Simply taking down the license plate and ticketing the owner doesn’t fly in Connecticut, she said. Police have to determine first who was actually driving the car.
It’s the reason Connecticut doesn’t have red-light cameras, where a photo is taken of a car’s license plate as it goes through the light and a ticket, carrying a heavy fine, is sent to the owner, regardless of who is driving.
Advocates for improved traffic safety at the meeting at the medical school vowed to work to get the law changed as part of improvements to make the city safer for pedestrians, and change a culture where roads are designed to accommodate speed and traffic, but not humans.
“It is a deterrent, but I don’t think it is the cure-all,” Wasilewski said of instituting red-light cameras in Connecticut.
Dr. Kimberly Davis, a trauma specialist at the Yale Medical School, ticked off a series of grim statistics for the students and faculty who had come together to do something in Rainof’s honor.
Motor vehicle accidents in the United States account for 350,000 hospitalizations yearly and are the leading cause of death for people between the ages of 14 and 24.
In 2006, 5,000 pedestrians were killed in traffic accidents in the United States, or approximately one pedestrian every two hours; 61,000 were injured — one every nine minutes, she said.
In New Haven, 13 percent of traffic accidents involved pedestrians, which is up eightfold as of 2006 and is more than the 9 percent to 10 percent rate for the state as a whole.
“We need to make an aggressive attempt to do education and prevention ... it involves a community that is willing to say we have had enough and we will not tolerate this anymore,” Davis said.
Michael Piscitelli, the city’s director of transportation, traffic and parking, said new traffic lights for 12 intersections along Route 34, which bisects the downtown from the medical school area, are in the final design stage.
Work will also begin soon on a new loading dock for Yale-New Haven Hospital, where deliveries can be made under the Air Rights Garage. Trucks now have to back up across South Frontage Road, which blocks and slows traffic entering the highway, adding to congestion.
Longer range, he said, the city is aggressively pushing the reclamation of the limited access highway off the interstates that leads to Route 34. He said the environmental review of this is set for the end of the year and he projected it will be a reality “in less than a decade.”

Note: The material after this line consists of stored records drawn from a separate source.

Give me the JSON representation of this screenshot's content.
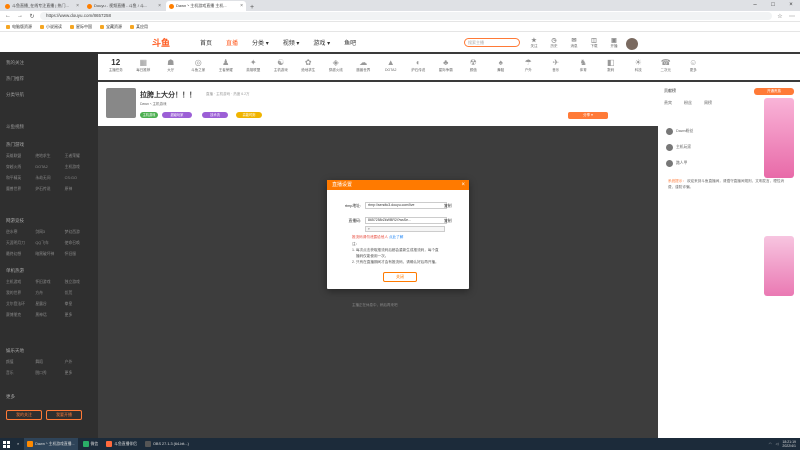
{
  "browser": {
    "tabs": [
      {
        "label": "斗鱼直播_在线专注直播 | 热门...",
        "active": false
      },
      {
        "label": "Douyu - 视频直播 - 斗鱼 / 斗...",
        "active": false
      },
      {
        "label": "Dawn丶主机游戏直播 主机...",
        "active": true
      }
    ],
    "new_tab": "+",
    "url": "https://www.douyu.com/8657258",
    "bookmarks": [
      "电脑版资源",
      "小说阅读",
      "星际中国",
      "宝藏资源",
      "某应用"
    ]
  },
  "site": {
    "logo": "斗鱼",
    "nav": [
      "首页",
      "直播",
      "分类 ▾",
      "视频 ▾",
      "游戏 ▾",
      "鱼吧"
    ],
    "active_nav": "直播",
    "search_placeholder": "搜索主播",
    "header_icons": [
      {
        "icon": "★",
        "label": "关注"
      },
      {
        "icon": "◷",
        "label": "历史"
      },
      {
        "icon": "✉",
        "label": "消息"
      },
      {
        "icon": "◫",
        "label": "下载"
      },
      {
        "icon": "▣",
        "label": "开播"
      }
    ]
  },
  "categories": [
    {
      "icon": "12",
      "label": "主播任务"
    },
    {
      "icon": "▦",
      "label": "每日推荐"
    },
    {
      "icon": "☗",
      "label": "大厅"
    },
    {
      "icon": "◎",
      "label": "斗鱼之家"
    },
    {
      "icon": "♟",
      "label": "王者荣耀"
    },
    {
      "icon": "✦",
      "label": "英雄联盟"
    },
    {
      "icon": "☯",
      "label": "主机游戏"
    },
    {
      "icon": "✿",
      "label": "绝地求生"
    },
    {
      "icon": "◈",
      "label": "穿越火线"
    },
    {
      "icon": "☁",
      "label": "魔兽世界"
    },
    {
      "icon": "▲",
      "label": "DOTA2"
    },
    {
      "icon": "◐",
      "label": "炉石传说"
    },
    {
      "icon": "♣",
      "label": "星际争霸"
    },
    {
      "icon": "☢",
      "label": "颜值"
    },
    {
      "icon": "♠",
      "label": "舞蹈"
    },
    {
      "icon": "☂",
      "label": "户外"
    },
    {
      "icon": "✈",
      "label": "音乐"
    },
    {
      "icon": "♞",
      "label": "体育"
    },
    {
      "icon": "◧",
      "label": "数码"
    },
    {
      "icon": "☀",
      "label": "科技"
    },
    {
      "icon": "☎",
      "label": "二次元"
    },
    {
      "icon": "☺",
      "label": "更多"
    }
  ],
  "sidebar": {
    "top_items": [
      "我的关注",
      "热门推荐",
      "分类导航",
      "斗鱼视频"
    ],
    "sections": [
      {
        "title": "热门游戏",
        "items": [
          "英雄联盟",
          "绝地求生",
          "王者荣耀",
          "穿越火线",
          "DOTA2",
          "主机游戏",
          "和平精英",
          "永劫无间",
          "CS:GO",
          "魔兽世界",
          "炉石传说",
          "原神"
        ]
      },
      {
        "title": "网游竞技",
        "items": [
          "逆水寒",
          "剑网3",
          "梦幻西游",
          "天涯明月刀",
          "QQ飞车",
          "使命召唤",
          "最终幻想",
          "暗黑破坏神",
          "怀旧服"
        ]
      },
      {
        "title": "单机热游",
        "items": [
          "主机游戏",
          "怀旧游戏",
          "独立游戏",
          "我的世界",
          "方舟",
          "饥荒",
          "艾尔登法环",
          "星露谷",
          "拳皇",
          "赛博朋克",
          "黑神话",
          "更多"
        ]
      },
      {
        "title": "娱乐天地",
        "items": [
          "颜值",
          "舞蹈",
          "户外",
          "音乐",
          "脱口秀",
          "更多"
        ]
      },
      {
        "title": "更多",
        "items": []
      }
    ],
    "btn_follow": "我的关注",
    "btn_open": "我要开播"
  },
  "room": {
    "title": "拉胯上大分！！！",
    "meta": "直播 · 主机游戏 · 热度 6.2万",
    "streamer": "Dawn丶主机游戏",
    "tags": [
      "主机游戏",
      "超级玩家",
      "技术流",
      "高能时刻"
    ],
    "share": "分享 ▾",
    "video_caption": "主播正在休息中，稍后再来吧"
  },
  "right_panel": {
    "heading": "贡献榜",
    "tabs": [
      "贵宾",
      "粉丝",
      "周榜"
    ],
    "ranks": [
      "Dawn粉丝",
      "主机玩家",
      "路人甲"
    ],
    "chat": [
      {
        "text": "系统提示：",
        "sys": true
      },
      {
        "text": "欢迎来到斗鱼直播间，请遵守直播间规则，文明发言，理性消费，谨防诈骗。",
        "sys": false
      }
    ],
    "btn_open": "开通贵族"
  },
  "modal": {
    "title": "直播设置",
    "close": "×",
    "rtmp_label": "rtmp地址:",
    "rtmp_value": "rtmp://sendtc3.douyu.com/live",
    "copy": "复制",
    "key_label": "直播码:",
    "key_value": "8657258rZkWBR2i?wsSe...",
    "copy2": "复制",
    "select_value": "▾",
    "warn_prefix": "推流码请勿泄露给他人",
    "warn_link": "点此了解",
    "note_title": "注：",
    "notes": [
      "1. 每次点击获取推流码后都会重新生成推流码，每个直",
      "播码仅能使用一次。",
      "2. 只有在直播期间才会有推流码，请确认好后再开播。"
    ],
    "ok": "关闭"
  },
  "taskbar": {
    "items": [
      {
        "label": "Dawn丶主机游戏直播...",
        "color": "#ff8a00",
        "active": true
      },
      {
        "label": "微信",
        "color": "#2aae67",
        "active": false
      },
      {
        "label": "斗鱼直播伴侣",
        "color": "#ff6a3d",
        "active": false
      },
      {
        "label": "OBS 27.1.3 (64-bit...)",
        "color": "#555555",
        "active": false
      }
    ],
    "time": "18:21:19",
    "date": "2022/4/1"
  },
  "colors": {
    "accent": "#ff7a00",
    "sidebar": "#2f2f2f",
    "video_bg": "#3d3d3d"
  }
}
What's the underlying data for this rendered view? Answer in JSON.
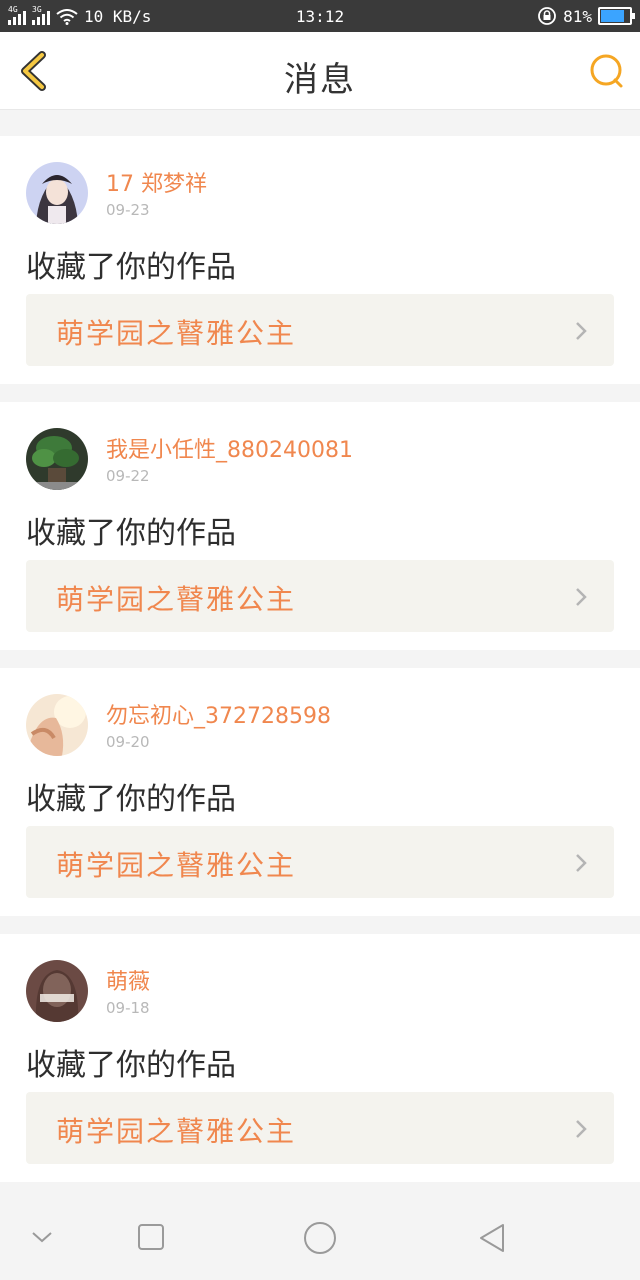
{
  "status_bar": {
    "network_left": "4G",
    "network_right": "3G",
    "speed": "10 KB/s",
    "time": "13:12",
    "battery_percent": "81%",
    "battery_level": 0.81
  },
  "header": {
    "title": "消息",
    "back_icon": "back-chevron-icon",
    "search_icon": "search-icon",
    "accent_color": "#f5a623"
  },
  "messages": [
    {
      "username": "17 郑梦祥",
      "date": "09-23",
      "action": "收藏了你的作品",
      "work_title": "萌学园之瞽雅公主"
    },
    {
      "username": "我是小任性_880240081",
      "date": "09-22",
      "action": "收藏了你的作品",
      "work_title": "萌学园之瞽雅公主"
    },
    {
      "username": "勿忘初心_372728598",
      "date": "09-20",
      "action": "收藏了你的作品",
      "work_title": "萌学园之瞽雅公主"
    },
    {
      "username": "萌薇",
      "date": "09-18",
      "action": "收藏了你的作品",
      "work_title": "萌学园之瞽雅公主"
    }
  ],
  "colors": {
    "username": "#f0874e",
    "link_bg": "#f4f3ee",
    "status_bar_bg": "#3a3a3a"
  },
  "navbar": {
    "icons": [
      "collapse-chevron-icon",
      "recents-square-icon",
      "home-circle-icon",
      "back-triangle-icon"
    ]
  }
}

“We want to roll the highway back,” Piscitelli said.
Traffic calming measures, bicycle lanes and future developments that put pedestrians at the center are all in the planning, he said.
Piscitelli said 45 percent of city residents already car pool, while 14 percent walk to work.
“This is the way the world is moving ... the idea of ... reducing your time in the car is happening right now and our challenge is to capture it and to grow from it,” Piscitelli said.